CINE › LOS HIJOS DEL DIABLO, PROMISORIO DEBUT DE CORIN HARDY
Basada en una leyenda irlandesa, la primera media hora de esta digna película de terror es hija dilecta de algunos horrores góticos y aquellos de la casa Hammer en particular. También hay ecos de Lovecraft, que ayudan a combatir los lugares comunes del género.
› Por Diego Brodersen
El horror puede surgir del lugar más insospechado. De Escocia, incluso, como lo sigue demostrando cada nueva revisión de ese gran clásico de los años 70, The Wicker Man. O de Irlanda, la tierra de las leyendas y las frondosidades encantadas, como intenta establecer el debut del realizador Corin Hardy, Los hijos del Diablo, título local que no le hace precisamente honores al original The Hallow. Porque en todo caso, si hay hijos haciendo de las suyas, no son precisamente los de Satán, sino los retoños pródigos de un reservorio sagrado: las profundidades del bosque. Hay una arista ecologista en todo el asunto, comenzando por el hecho de que Adam Hitchens, uno de los protagonistas, se instala junto a su mujer y pequeño hijo en un poblado irlandés para conservar y proteger su vegetación. Que el tiro salga por la culata y los espíritus de la foresta se inquieten por esa presencia en principio bienhechora permite anticipar algo de ironía y la certeza de que lo perenne no conoce de correcciones políticas.
La primera media hora de Los hijos del Diablo es hija dilecta de algunos horrores góticos y aquellos de la casa Hammer en particular.
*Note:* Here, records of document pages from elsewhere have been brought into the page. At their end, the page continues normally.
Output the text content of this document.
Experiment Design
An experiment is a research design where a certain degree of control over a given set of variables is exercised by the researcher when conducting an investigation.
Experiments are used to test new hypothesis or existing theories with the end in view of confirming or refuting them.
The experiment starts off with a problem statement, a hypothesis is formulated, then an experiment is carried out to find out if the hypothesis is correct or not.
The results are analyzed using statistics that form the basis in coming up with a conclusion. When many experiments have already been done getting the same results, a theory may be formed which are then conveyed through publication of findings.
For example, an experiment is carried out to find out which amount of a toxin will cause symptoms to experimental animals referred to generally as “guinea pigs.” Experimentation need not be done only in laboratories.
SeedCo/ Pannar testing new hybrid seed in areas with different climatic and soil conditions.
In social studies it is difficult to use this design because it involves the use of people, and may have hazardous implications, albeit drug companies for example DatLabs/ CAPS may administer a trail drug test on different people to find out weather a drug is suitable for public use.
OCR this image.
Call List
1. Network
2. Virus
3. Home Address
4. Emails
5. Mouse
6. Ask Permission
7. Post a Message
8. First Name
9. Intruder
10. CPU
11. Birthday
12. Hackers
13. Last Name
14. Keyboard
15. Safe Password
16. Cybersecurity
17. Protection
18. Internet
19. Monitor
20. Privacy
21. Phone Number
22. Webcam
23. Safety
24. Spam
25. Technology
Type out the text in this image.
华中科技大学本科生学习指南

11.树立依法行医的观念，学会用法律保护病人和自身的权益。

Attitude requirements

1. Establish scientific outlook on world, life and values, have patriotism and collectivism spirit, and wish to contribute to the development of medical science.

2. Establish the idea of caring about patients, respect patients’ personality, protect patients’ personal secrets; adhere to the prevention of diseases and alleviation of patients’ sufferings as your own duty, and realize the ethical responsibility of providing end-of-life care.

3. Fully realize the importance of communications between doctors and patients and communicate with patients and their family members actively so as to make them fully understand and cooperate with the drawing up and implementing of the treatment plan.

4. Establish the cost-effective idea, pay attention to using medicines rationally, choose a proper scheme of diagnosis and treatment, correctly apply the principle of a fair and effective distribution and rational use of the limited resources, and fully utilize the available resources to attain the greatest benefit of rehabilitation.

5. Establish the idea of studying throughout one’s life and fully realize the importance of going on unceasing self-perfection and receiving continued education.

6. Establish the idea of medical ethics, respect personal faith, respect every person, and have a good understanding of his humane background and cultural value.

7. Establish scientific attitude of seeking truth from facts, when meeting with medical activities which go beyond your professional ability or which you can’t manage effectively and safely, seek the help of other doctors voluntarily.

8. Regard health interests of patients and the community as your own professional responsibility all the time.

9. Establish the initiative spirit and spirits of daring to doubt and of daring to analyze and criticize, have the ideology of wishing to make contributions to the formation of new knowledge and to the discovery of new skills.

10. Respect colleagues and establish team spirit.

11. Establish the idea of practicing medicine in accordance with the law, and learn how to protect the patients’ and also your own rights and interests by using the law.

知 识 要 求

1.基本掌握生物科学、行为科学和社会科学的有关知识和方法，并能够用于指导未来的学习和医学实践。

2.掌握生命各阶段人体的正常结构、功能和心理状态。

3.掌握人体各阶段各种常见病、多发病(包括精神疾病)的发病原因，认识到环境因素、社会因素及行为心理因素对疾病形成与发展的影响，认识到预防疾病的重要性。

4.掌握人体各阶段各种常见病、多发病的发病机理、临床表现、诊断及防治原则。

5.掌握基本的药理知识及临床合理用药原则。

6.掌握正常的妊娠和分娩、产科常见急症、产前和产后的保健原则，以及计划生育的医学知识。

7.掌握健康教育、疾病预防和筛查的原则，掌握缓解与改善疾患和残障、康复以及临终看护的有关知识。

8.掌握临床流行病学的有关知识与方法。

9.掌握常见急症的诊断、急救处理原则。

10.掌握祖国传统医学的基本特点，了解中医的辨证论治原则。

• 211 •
Lo ominoso como leve indicio; la escasa predisposición de los locales a la cordialidad, que ven a esa familia londinense como una presencia invasora; la certeza cada vez más inquietante de que esos extraños fenómenos no tienen un origen humano. Hardy busca y encuentra allí el placer de lo anómalo usurpando gradualmente la normalidad, potenciado por la posibilidad cierta de que la más inocente de las víctimas caiga en las manos de aquello que fue despertado: el bebé de escasos meses de la familia Hitchens. Hay indudables ecos de Lovecraft en el concepto de una fuerza amodorrada que es despertada para lanzar sus horrores en el mundo e incluso los seres del bosque, que comienzan a mostrarse cada vez con mayor detalle, comparten algunas características fisonómicas con las creaciones del autor de “El color que cayó del cielo”. Su extraña biología parasitaria semeja una mezcla perfecta de los reinos animal, vegetal y el de los hongos, aunque el antropomorfismo termina ganando eventualmente la partida.
A medida que el relato avanza y se instala en el encierro, con esa casa en la arboleda transformada en frágil atalaya sitiada por seres cada vez más agresivos, el film de Hardy va perdiendo sutilezas y ganando en efectismos, sustos de salón y escenas de suspenso al uso corriente. A pesar de ello, hay elementos más que dignos en la ejecución de Los hijos del Diablo, una fe ciega en las bondades del terror cinematográfico que evita el descenso hacia la paparruchada esquemática de tanta película contemporánea y logra mantener gran parte de su eficacia hasta el de- senlace. Y si la película ingresa en el terreno de la defensa de la familia como motor vital no lo hace tanto en pos de un ideal conservador como de la protección irrestricta del amor filial, un amor visceral que va más allá de cualquier construcción cultural. Un poco como ese bosque que, ante la intromisión destructiva del ser humano, sale a defender a sus propios hijos con los dientes bien afilados.